Monday, December 2, 2019

Console Corner: Review of Sonic Mania


I was fifteen years old when one of my close friends got a Super Nintendo for Christmas. I was blown away. The graphics, the graphics, the graphics!! Mario riding on Yoshi looked literally twice as good as my dull grey box, non-super Nintendo. I had to have me one, of course, so I started saving my allowances. At $5 a week and a $100 price tag, it took some time, and patience, and more patience, and more patience, and by the time I’d saved the money, I’d discovered Sega Genesis. I splashed the Benjamin, mailed in my proof of purchase (yes, that was a thing!!) to get a free copy of Sonic 2 to complement the original that came with the console, and four months later (a complete surprise considering I had completely forgotten about it—fifteen year old brain), got the freebie. For the next couple of years, I played countless hours of Sonic 1 and 2, the flow of the game and its music embedding themselves in my being forever. It was thus such a nostalgic joy to see a retro version—faithful to the original but new in content—appear on the PS4 in 2017, Sonic Mania.

A short review of Sonic Mania might thus run as follows: if you loved the original Sonic games on Sega Genesis/Megadrive and want more, no need to think twice, go get Sonic Mania. It scratches the itch (in ways you may have never known you were itching) in gushing, tributary, fresh fashion. From Green Hill Zone to the bell chimes of losing your rings, the *pop* of jumping on an enemy to the blur of whipping through an S-curve, it’s all wonderfully, gloriously, there. Buy it.


Taking a bit deeper look, I found parts of Sonic Mania difficult—an aspect the first two Sonic titles didn’t present (or perhaps I’m old). Rather than having what could only be described as a telegraphed moment to attack boss Eggmans at the end of levels, Mania requires quite a bit more trial and error to discover attack windows, and sometimes even where to attack.
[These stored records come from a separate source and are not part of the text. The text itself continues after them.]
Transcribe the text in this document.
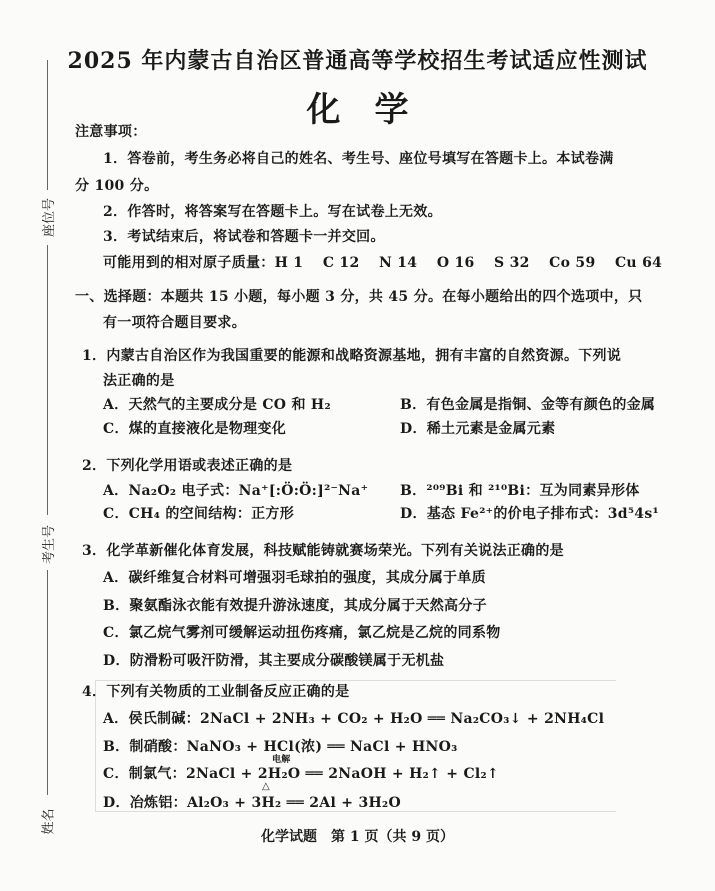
座位号
考生号
姓名
2025 年内蒙古自治区普通高等学校招生考试适应性测试
化　学
注意事项：
1．答卷前，考生务必将自己的姓名、考生号、座位号填写在答题卡上。本试卷满
分 100 分。
2．作答时，将答案写在答题卡上。写在试卷上无效。
3．考试结束后，将试卷和答题卡一并交回。
可能用到的相对原子质量：H 1　 C 12　 N 14　 O 16　 S 32　 Co 59　 Cu 64
一、选择题：本题共 15 小题，每小题 3 分，共 45 分。在每小题给出的四个选项中，只
有一项符合题目要求。
1．内蒙古自治区作为我国重要的能源和战略资源基地，拥有丰富的自然资源。下列说
法正确的是
A．天然气的主要成分是 CO 和 H₂	B．有色金属是指铜、金等有颜色的金属
C．煤的直接液化是物理变化	D．稀土元素是金属元素
2．下列化学用语或表述正确的是
A．Na₂O₂ 电子式：Na⁺[:Ö:Ö:]²⁻Na⁺ B．²⁰⁹Bi 和 ²¹⁰Bi：互为同素异形体
C．CH₄ 的空间结构：正方形	D．基态 Fe²⁺的价电子排布式：3d⁵4s¹
3．化学革新催化体育发展，科技赋能铸就赛场荣光。下列有关说法正确的是
A．碳纤维复合材料可增强羽毛球拍的强度，其成分属于单质
B．聚氨酯泳衣能有效提升游泳速度，其成分属于天然高分子
C．氯乙烷气雾剂可缓解运动扭伤疼痛，氯乙烷是乙烷的同系物
D．防滑粉可吸汗防滑，其主要成分碳酸镁属于无机盐
4．下列有关物质的工业制备反应正确的是
A．侯氏制碱：2NaCl + 2NH₃ + CO₂ + H₂O ══ Na₂CO₃↓ + 2NH₄Cl
B．制硝酸：NaNO₃ + HCl(浓) ══ NaCl + HNO₃
电解
C．制氯气：2NaCl + 2H₂O ══ 2NaOH + H₂↑ + Cl₂↑
△
D．冶炼铝：Al₂O₃ + 3H₂ ══ 2Al + 3H₂O
化学试题　第 1 页（共 9 页）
On the other side of the difficulty coin, Sonic Mania developers added more loop-de-loops and whirly-spinny courses. Where curling into a ball and going spinning through a series of tunnels and loops in the original Sonic games may have lasted a couple of seconds of super sonic fun, in Mania they are noticeably extended to sometimes double, even occasionally triple the length of the originals, which makes for super sonic speeding fun.

In terms of what new material Sonic Mania brings to the table, I would say it uses Sonic 3 as a jumping point (har-har). Taking the majority of what that game comprised and adding small new features, all of which fit the Sonic mold, Mania never feels like what the new Star Wars movies are in comparison to the first movies. Everything fits the original vision—the level design, the sprites, the “story”, the speed, the fun. There is (of course) a pinball level that adds features, some of which is new, but at the same time familiar given how they align to the first Sonic games. (Although it is a bit weird to have save points…) To put it another way, had Sonic Mania been released in 1996 as Sonic 4, no one would bat an eye, the transition indistinguishable.
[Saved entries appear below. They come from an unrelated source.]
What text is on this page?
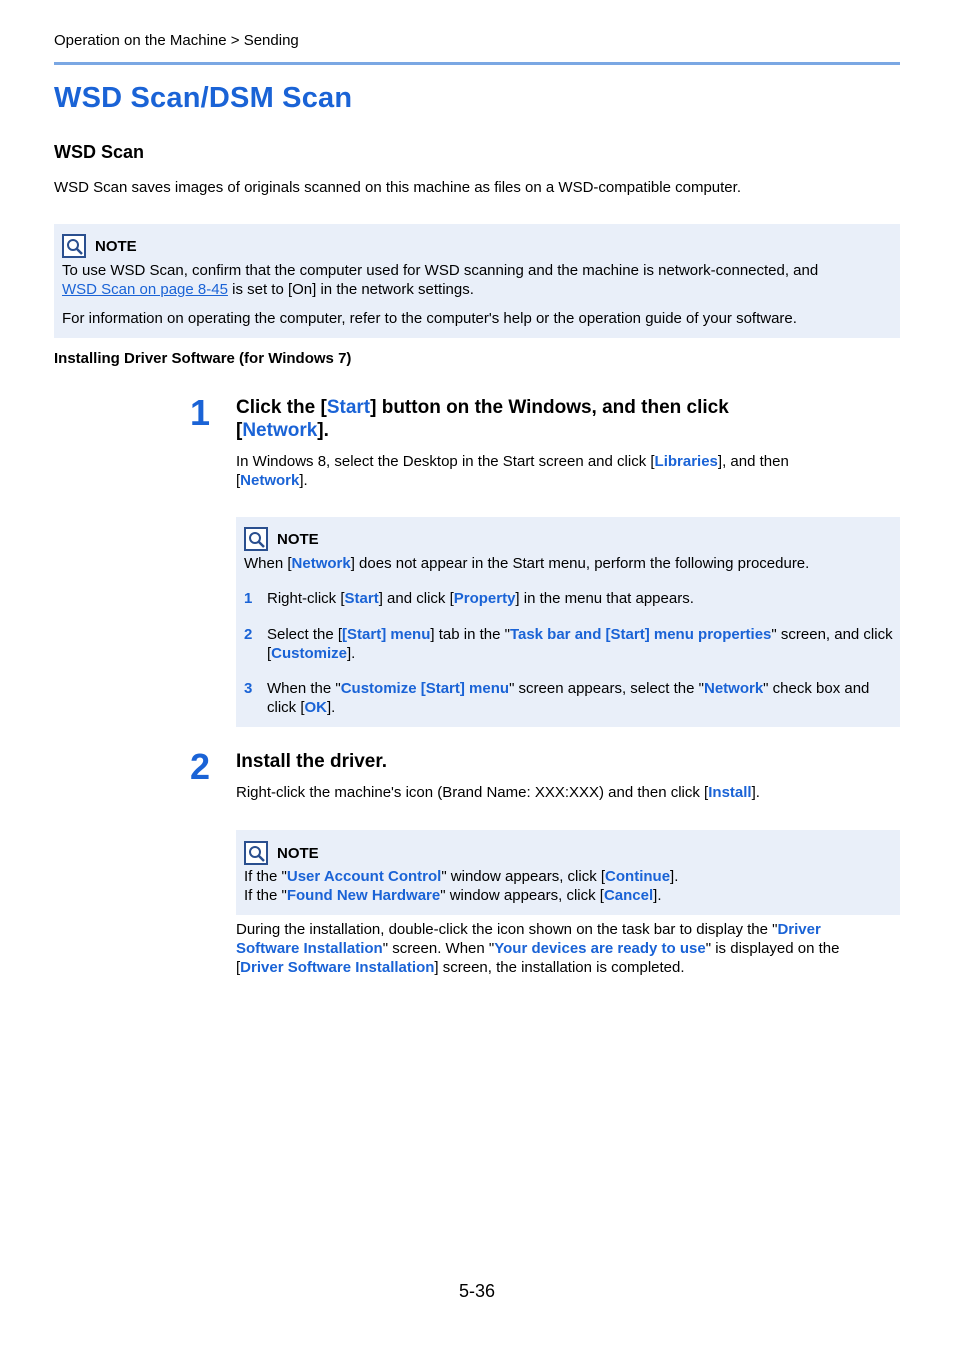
Operation on the Machine > Sending
WSD Scan/DSM Scan
WSD Scan
WSD Scan saves images of originals scanned on this machine as files on a WSD-compatible computer.
NOTE
To use WSD Scan, confirm that the computer used for WSD scanning and the machine is network-connected, and
WSD Scan on page 8-45 is set to [On] in the network settings.
For information on operating the computer, refer to the computer's help or the operation guide of your software.
Installing Driver Software (for Windows 7)
1 Click the [Start] button on the Windows, and then click
[Network].
In Windows 8, select the Desktop in the Start screen and click [Libraries], and then
[Network].
NOTE
When [Network] does not appear in the Start menu, perform the following procedure.
1 Right-click [Start] and click [Property] in the menu that appears.
2 Select the [[Start] menu] tab in the "Task bar and [Start] menu properties" screen, and click [Customize].
3 When the "Customize [Start] menu" screen appears, select the "Network" check box and click [OK].
2 Install the driver.
Right-click the machine's icon (Brand Name: XXX:XXX) and then click [Install].
NOTE
If the "User Account Control" window appears, click [Continue].
If the "Found New Hardware" window appears, click [Cancel].
During the installation, double-click the icon shown on the task bar to display the "Driver Software Installation" screen. When "Your devices are ready to use" is displayed on the [Driver Software Installation] screen, the installation is completed.
5-36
If you love(d) the 90s Sonic games, Sonic Mania is literally made for you. Developers mining nostalgia gold in fresh form, the game pushes all the buttons original Sonic fans desire without soullessly copying content, adding incongruent extras, or milking the blue, spinning, white-gloved (?!?!?) hedgehog for money. With new levels to zip through, new bosses to jump attack, new chaos emeralds to chase, and more, it is Sonic as you remember it, from 16-bit graphics to midi music. I can only hope the developers are making another—Sonic Mania 2? Sonic Zania? Sonic Unleashed: The Eggman Cometh? Sonic the Walrus, Koo Koo Kachoo… I digress.